Virus outbreak the likely focus in Australia this week; preliminary retail and trade data also due
There were no economic reports of note in Australia today. Looking ahead, we imagine that the focus for many investors will be whether Australia can make any progress in containing the virus outbreaks in Sydney and Melbourne. As far as economic events are concerned, tomorrow will bring the minutes from this month’s RBA Board meeting. While this was a meeting at which the Board made key decisions on its 3Y bond yield target and its QE programme, we suspect that the minutes won’t add much to the detailed comments and explanation given by Governor Lowe in a speech directly after the meeting. On Wednesday, the ABS will release its preliminary estimate of retail sales for June, which will be weighed down by impact of the previous lockdown in Melbourne. The preliminary merchandise trade report will follow on Thursday (to be discontinued after this report), together with the quarterly NAB Business Survey for Q2 (which provides more detail, including about expectations, than the regular monthly survey). The week will end with the flash PMI reports for July, after which investor attention will quickly turn to the following week’s CPI report.

Kiwi services PMI climbs in June; no market-moving data over the remainder of this week
In keeping with the generally upbeat tone of Kiwi data, the BNZ-Business NZ service sector PMI increased 2.3pts to 58.3 in June, marking the second highest reading seen over the past three years (second only to the record high seen back in April). In the detail, the activity/sales index increased 3.5pts to a very sturdy 62.5 and the new orders index increased 3.4pts to an even stronger 66.1. The positive outlook was reflected in the employment index, which increased a welcome 2.0pts to 56.5.

 

Looking ahead, following last week’s momentous RBNZ policy review and CPI report, the remainder of this week’s diary is exceptionally sparse with no entries that are likely to attract market attention.
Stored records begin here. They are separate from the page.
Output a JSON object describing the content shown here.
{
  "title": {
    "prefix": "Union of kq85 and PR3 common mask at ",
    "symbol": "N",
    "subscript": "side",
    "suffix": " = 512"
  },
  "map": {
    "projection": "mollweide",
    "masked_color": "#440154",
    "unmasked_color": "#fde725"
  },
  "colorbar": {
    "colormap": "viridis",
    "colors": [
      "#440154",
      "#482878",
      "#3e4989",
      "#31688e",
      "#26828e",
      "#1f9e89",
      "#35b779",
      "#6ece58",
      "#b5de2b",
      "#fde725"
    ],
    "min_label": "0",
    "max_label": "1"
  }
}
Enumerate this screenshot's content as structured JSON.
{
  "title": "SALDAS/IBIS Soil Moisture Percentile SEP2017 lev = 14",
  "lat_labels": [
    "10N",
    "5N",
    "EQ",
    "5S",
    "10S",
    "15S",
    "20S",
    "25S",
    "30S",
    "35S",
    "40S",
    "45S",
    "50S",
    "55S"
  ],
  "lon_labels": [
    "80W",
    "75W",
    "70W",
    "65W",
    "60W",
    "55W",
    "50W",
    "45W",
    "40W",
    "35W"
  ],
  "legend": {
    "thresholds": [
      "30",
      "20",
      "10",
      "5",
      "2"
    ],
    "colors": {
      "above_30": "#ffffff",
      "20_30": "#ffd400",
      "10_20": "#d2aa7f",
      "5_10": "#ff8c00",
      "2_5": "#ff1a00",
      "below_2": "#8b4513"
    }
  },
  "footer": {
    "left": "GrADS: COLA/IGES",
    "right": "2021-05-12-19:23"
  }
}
For investors the next key entry of note is the Q2 labour market report, which will be released on 4 August.

* Bunds followed USTs higher even as the Bundesbank predicted a return of German GDP to the pre-pandemic level this quarter, while euro area construction and French retail sales data posted growth.

 

* Gilts rallied as external MPC members Haskel and Mann argued against a pre-emptive tightening of BoE monetary policy.

 

* Tuesday will bring the ECB's bank lending survey and German producer price data for June.